Materials and Methods
BE102 is a lecture module covering basic Microbiology and Genetics given to all those students enrolled in first year programmes in Biotechnology, Analytical Science, Chemical and Pharmaceutical Sciences, Environmental Science and Health, Common Entry in Science, and Science Education. Microbiology is covered first (6 weeks of 3 lectures per week plus one tutorial per week) followed by an equivalent content of Genetics. Support materials developed for the section on Microbiology (Section A) were delivered through Moodle. We expect the more motivated and able students, who would score highly, to use Moodle extensively. There is thus an important confounding factor that must be accounted for in the analysis. The section on Genetics (Section B) was handled by a different lecturer in a conventional format, and without the use of Moodle, and was used as a control in this study. At the start of the BE102 lecture course students were given access to the lecture notes for Section A of the course, and at the end of each week, were given access to MCQs (10 questions) and model examination questions on topics covered in that week. Usage was automatically logged in Moodle and at the end of the course the entire database of access records was downloaded to XL. From this database (over 31,000 records), information on student access to individual elements was extracted and combined in a Microsoft ACCESS database with data on student performance in the terminal examination in BE102. All statistical analysis was carried out using SPSS for Windows V11.01 and by AnswerTree.
CHAID (Chi-squared Automated Interaction) analysis was carried out on pass rate for Section A. CHAID carries out Chi-squared analysis with all possible permutations of each factor, combines sub-groups which are not significantly different, selects the most significant factor, then repeats the process at the next level. It is thus an immensely powerful method for analysing classification data.
There were highly significant effects (p<0.001) of access of lecture notes, MCQs and model exam Q’s on pass rate, and of passing Section B. Sub-groups with similar pass rates were identified to define the levels of each factor for Factorial ANOVA.
MCQ’s: No Usage/ Usage
Lecture usage: 0-9/ 10-17/ 18 lectures accessed
Model exam Q usage: 0/ 1-2/ >2 sets used.
Factorial ANOVA on Section A marks with the levels of each factor defined by these sub-groups, and with Section B mark as a covariate shows a significant effect of access to MCQs (p=0.009), lectures (p=0.022) and model exam Qs (p-0.007). The most influential factor was score on Section B (p=0.001).
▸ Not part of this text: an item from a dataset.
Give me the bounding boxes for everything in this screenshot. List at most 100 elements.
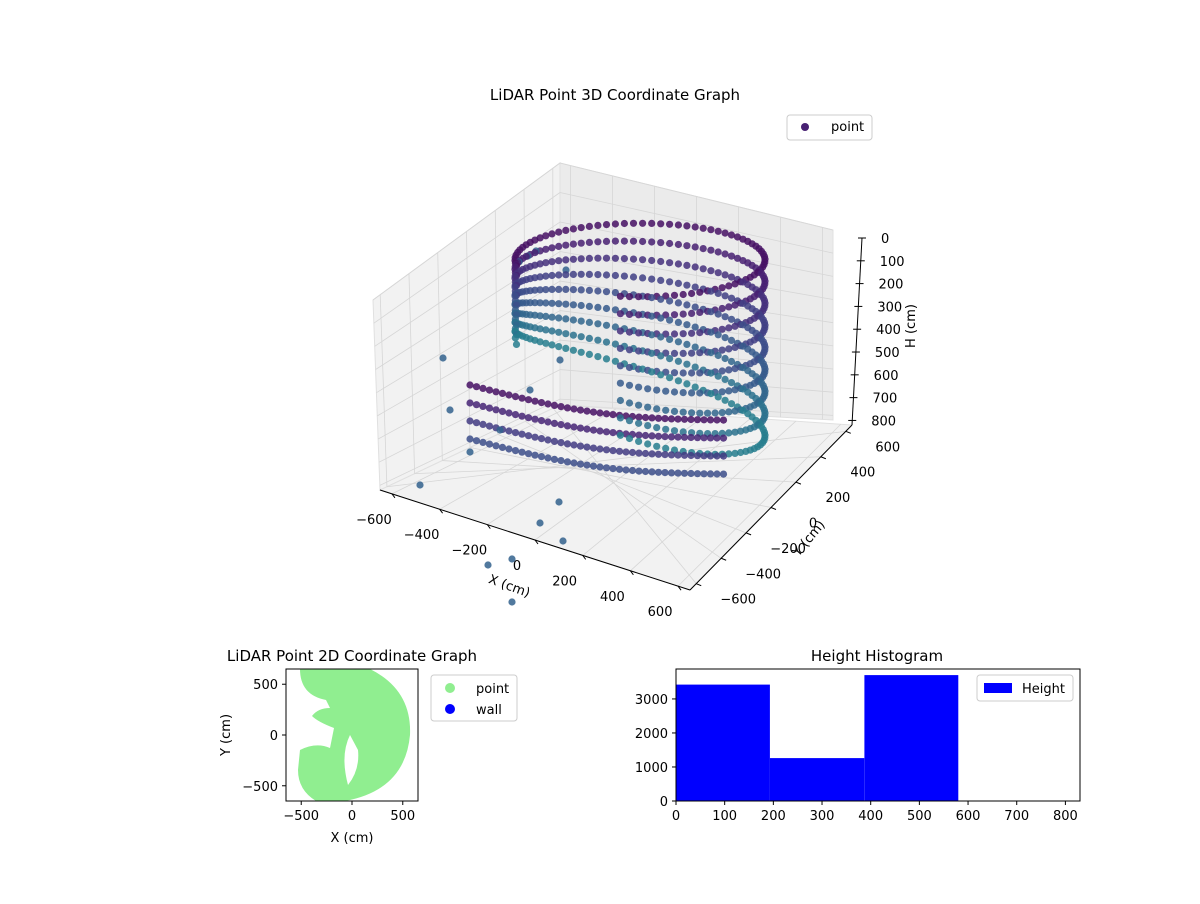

Increase in usage typically led to improved grades. Results for Section B are similar, but less pronounced. This shows the important confounding effect of student aptitude and ability, which must be controlled for.
Multiple regression analysis shows highly significant effects of factors on student grades: Mark on Section A = (10.9% + 0.38 * Mark on Section B) + (0.93* No. of weeks of model exam Q's accessed) + (3.4* No. of MCQs attempted).
Moodle is an excellent means for providing usage statistics to examine the effect of factors on student grades, and given its open source nature could usefully be extended to make collation of data easier and more effective.